Um número expressivo de brasileiros, totalizando mais de 574 mil pessoas, utilizou a Plataforma Centralizada de Autoexclusão do governo federal para restringir seu próprio acesso a sites de apostas legalizados no país. Lançada em dezembro de 2025, a ferramenta do Ministério da Fazenda permite que qualquer indivíduo bloqueie de forma unificada seu acesso a todas as plataformas autorizadas.
A principal motivação para a autoexclusão, conforme apontado por 41% dos usuários (equivalente a 207 mil pessoas), foi a perda de controle sobre o jogo e os potenciais impactos negativos na saúde mental, de acordo com dados do Ministério da Saúde. Preocupações com vazamento de dados e dificuldades financeiras também foram citadas, representando 18% e 12% dos casos, respectivamente. Uma parcela de 14% dos solicitantes não especificou o motivo, enquanto 13% declararam ter tomado a decisão de forma voluntária. Ao solicitar o bloqueio, que pode ser indeterminado ou com prazo de um a 12 meses, 69% dos usuários optaram pela restrição permanente, e 31% escolheram um período específico, sendo um ano a opção mais frequente.
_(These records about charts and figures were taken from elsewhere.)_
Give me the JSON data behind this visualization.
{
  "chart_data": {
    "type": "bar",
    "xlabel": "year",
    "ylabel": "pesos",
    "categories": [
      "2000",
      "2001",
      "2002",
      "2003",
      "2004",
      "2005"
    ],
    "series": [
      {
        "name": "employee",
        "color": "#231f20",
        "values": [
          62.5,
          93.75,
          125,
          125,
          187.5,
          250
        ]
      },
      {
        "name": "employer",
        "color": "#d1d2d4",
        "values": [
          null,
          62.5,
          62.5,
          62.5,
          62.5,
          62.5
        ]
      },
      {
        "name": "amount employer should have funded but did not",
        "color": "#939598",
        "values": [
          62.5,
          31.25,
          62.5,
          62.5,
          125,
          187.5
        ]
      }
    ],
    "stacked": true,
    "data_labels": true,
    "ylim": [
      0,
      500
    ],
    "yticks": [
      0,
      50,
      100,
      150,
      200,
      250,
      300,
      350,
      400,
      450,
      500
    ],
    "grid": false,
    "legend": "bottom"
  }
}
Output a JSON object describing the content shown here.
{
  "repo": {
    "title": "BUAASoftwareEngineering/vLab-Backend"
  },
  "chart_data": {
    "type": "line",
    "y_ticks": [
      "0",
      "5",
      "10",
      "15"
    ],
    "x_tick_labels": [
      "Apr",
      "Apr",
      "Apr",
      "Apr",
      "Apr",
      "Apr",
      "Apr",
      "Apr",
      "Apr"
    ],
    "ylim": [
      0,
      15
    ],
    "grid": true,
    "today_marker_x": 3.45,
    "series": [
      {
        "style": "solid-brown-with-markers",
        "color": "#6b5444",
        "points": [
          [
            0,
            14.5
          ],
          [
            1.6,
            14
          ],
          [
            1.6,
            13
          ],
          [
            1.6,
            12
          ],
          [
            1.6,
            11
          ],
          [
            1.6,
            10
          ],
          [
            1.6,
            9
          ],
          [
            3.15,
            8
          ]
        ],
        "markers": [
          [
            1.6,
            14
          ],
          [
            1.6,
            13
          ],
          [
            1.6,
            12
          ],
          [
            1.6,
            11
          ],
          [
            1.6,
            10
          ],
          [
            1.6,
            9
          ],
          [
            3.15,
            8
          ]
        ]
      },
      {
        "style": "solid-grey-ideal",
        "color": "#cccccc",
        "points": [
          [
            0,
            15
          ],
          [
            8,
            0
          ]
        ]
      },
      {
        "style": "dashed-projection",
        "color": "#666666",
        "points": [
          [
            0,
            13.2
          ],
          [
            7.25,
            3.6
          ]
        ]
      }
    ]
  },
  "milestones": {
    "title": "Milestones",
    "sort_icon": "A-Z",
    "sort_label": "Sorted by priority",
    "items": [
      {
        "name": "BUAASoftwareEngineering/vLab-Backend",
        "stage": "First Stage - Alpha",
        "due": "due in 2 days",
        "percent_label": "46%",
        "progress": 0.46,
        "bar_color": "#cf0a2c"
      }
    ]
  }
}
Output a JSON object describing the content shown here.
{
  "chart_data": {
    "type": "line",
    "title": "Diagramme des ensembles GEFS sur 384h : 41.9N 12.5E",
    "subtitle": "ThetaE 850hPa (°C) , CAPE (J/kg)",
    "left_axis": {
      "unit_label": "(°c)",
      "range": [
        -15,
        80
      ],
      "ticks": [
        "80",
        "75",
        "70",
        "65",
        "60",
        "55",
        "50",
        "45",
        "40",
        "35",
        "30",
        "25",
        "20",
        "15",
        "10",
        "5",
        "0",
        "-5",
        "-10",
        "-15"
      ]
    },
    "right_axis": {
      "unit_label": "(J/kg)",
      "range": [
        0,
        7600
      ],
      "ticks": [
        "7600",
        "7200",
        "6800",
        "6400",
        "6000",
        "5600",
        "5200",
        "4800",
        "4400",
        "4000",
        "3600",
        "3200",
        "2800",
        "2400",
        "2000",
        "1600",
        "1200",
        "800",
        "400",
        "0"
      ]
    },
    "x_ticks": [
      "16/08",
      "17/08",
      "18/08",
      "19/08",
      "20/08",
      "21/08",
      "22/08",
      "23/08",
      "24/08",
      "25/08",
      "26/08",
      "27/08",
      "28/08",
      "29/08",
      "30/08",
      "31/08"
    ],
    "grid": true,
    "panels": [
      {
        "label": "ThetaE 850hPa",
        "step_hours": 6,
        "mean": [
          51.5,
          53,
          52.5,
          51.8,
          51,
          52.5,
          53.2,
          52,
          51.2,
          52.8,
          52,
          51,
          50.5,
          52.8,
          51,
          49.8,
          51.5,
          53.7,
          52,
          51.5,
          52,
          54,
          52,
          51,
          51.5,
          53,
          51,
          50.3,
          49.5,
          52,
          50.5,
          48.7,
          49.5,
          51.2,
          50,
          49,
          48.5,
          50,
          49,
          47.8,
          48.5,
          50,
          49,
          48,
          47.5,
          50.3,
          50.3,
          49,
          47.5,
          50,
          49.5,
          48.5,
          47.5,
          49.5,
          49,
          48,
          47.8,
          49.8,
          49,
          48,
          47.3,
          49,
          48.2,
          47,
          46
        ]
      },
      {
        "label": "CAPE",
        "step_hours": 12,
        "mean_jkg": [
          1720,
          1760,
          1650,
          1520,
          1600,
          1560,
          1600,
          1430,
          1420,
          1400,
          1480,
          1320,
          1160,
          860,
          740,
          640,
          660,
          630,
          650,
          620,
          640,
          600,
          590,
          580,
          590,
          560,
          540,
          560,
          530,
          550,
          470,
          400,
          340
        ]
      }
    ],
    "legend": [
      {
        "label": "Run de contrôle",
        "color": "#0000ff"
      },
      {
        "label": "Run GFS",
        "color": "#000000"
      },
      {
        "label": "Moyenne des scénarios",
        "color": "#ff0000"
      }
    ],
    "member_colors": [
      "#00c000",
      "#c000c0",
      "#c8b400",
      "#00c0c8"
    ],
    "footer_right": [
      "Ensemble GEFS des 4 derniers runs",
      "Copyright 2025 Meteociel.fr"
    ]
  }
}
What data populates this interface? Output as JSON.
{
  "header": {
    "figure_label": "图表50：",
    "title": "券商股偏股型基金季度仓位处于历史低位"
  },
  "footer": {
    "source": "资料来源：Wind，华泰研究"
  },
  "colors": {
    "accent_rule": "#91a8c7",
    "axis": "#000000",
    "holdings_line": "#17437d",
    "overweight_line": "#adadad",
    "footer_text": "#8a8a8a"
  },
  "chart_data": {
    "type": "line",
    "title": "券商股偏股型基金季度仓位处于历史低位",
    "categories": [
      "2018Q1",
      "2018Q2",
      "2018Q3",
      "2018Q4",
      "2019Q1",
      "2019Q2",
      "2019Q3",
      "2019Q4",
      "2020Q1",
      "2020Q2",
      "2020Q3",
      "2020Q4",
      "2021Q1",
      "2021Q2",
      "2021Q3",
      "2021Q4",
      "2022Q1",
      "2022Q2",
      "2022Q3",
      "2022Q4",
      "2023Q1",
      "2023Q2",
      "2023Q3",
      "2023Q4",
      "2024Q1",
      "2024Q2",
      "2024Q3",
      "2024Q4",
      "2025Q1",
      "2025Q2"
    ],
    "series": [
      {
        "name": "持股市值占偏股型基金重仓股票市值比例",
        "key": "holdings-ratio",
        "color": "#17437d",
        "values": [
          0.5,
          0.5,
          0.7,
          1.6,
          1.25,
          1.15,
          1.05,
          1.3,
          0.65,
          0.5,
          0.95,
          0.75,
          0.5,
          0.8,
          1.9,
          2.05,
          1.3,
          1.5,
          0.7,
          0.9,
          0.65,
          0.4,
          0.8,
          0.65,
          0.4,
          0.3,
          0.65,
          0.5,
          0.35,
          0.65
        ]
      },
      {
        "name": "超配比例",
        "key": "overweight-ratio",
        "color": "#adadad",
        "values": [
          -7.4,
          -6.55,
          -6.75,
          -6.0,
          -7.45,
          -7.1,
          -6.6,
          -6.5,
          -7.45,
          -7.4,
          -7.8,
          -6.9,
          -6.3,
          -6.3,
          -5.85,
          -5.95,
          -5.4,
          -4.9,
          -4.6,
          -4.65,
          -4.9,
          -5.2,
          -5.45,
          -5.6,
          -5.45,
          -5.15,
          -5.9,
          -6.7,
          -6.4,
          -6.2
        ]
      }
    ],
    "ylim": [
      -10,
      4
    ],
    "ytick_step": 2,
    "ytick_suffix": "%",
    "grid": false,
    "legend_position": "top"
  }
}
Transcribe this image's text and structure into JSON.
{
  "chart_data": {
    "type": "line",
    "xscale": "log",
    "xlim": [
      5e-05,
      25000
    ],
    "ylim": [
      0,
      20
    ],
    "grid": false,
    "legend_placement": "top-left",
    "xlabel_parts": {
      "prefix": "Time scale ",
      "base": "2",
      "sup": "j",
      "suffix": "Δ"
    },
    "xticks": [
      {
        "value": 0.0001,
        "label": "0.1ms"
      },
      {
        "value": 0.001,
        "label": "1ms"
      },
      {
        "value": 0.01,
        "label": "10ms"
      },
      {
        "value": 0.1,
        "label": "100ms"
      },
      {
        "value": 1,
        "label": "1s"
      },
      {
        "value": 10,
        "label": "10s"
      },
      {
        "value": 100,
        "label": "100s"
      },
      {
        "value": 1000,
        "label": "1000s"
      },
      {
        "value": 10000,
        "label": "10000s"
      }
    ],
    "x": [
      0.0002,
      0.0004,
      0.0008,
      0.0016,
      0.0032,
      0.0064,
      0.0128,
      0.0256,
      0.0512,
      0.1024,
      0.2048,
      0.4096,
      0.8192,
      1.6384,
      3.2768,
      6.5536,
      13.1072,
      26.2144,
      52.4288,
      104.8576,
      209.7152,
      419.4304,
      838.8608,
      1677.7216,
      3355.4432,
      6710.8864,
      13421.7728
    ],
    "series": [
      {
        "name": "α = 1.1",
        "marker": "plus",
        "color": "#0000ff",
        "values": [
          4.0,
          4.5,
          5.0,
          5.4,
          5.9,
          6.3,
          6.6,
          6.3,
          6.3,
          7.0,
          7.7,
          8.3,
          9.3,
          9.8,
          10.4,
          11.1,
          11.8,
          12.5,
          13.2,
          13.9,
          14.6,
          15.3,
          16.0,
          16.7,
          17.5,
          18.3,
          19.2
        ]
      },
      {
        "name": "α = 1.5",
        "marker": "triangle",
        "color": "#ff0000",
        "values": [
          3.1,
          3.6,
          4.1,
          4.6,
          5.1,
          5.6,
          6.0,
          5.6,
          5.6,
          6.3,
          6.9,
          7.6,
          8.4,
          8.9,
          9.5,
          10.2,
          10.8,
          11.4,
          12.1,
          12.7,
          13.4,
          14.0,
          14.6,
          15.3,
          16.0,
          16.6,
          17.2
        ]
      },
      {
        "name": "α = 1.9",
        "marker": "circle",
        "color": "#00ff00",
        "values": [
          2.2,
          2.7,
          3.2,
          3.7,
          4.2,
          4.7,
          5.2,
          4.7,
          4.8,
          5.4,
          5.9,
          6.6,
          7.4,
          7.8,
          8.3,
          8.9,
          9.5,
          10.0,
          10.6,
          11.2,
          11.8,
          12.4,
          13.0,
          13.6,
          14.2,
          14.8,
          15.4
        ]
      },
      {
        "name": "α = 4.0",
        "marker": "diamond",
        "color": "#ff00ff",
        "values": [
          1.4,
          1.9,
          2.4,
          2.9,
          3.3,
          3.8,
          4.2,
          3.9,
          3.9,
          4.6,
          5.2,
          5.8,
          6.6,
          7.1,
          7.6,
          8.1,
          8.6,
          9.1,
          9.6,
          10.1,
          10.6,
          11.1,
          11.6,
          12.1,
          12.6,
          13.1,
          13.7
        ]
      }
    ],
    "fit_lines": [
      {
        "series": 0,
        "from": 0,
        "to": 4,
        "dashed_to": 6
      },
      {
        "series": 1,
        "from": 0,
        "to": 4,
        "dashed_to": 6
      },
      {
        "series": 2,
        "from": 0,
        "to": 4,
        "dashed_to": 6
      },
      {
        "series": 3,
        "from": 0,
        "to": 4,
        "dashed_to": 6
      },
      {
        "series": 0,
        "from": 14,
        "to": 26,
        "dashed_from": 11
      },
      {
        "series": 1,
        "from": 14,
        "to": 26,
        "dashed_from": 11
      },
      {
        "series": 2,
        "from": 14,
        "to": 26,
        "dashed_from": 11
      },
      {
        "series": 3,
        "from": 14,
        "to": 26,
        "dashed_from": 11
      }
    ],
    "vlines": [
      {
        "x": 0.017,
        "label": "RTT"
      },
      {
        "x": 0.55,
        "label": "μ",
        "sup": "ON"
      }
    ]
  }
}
Além de impedir o acesso a sites de apostas e novos cadastros, a autoexclusão também suspende o envio de publicidade relacionada ao tema. A plataforma oferece ainda um autoteste elaborado pelo Ministério da Saúde e um questionário da Febraban para avaliação financeira, além de informações e contatos para atendimento em saúde mental no SUS. O Ministro da Saúde, Alexandre Padilha, destacou que a iniciativa faz parte de uma estratégia governamental mais ampla de prevenção e redução de danos, que inclui o investimento em pesquisas sobre os efeitos das apostas. Nesta terça-feira (26), foi assinado um termo para repasse de R$ 6 milhões para a primeira pesquisa nacional sobre apostas e saúde mental no SUS, a ser conduzida pela Unifesp a partir de 2026. Em caso de dificuldades, a recomendação é buscar apoio em unidades básicas de saúde, CAPS ou com profissionais de confiança.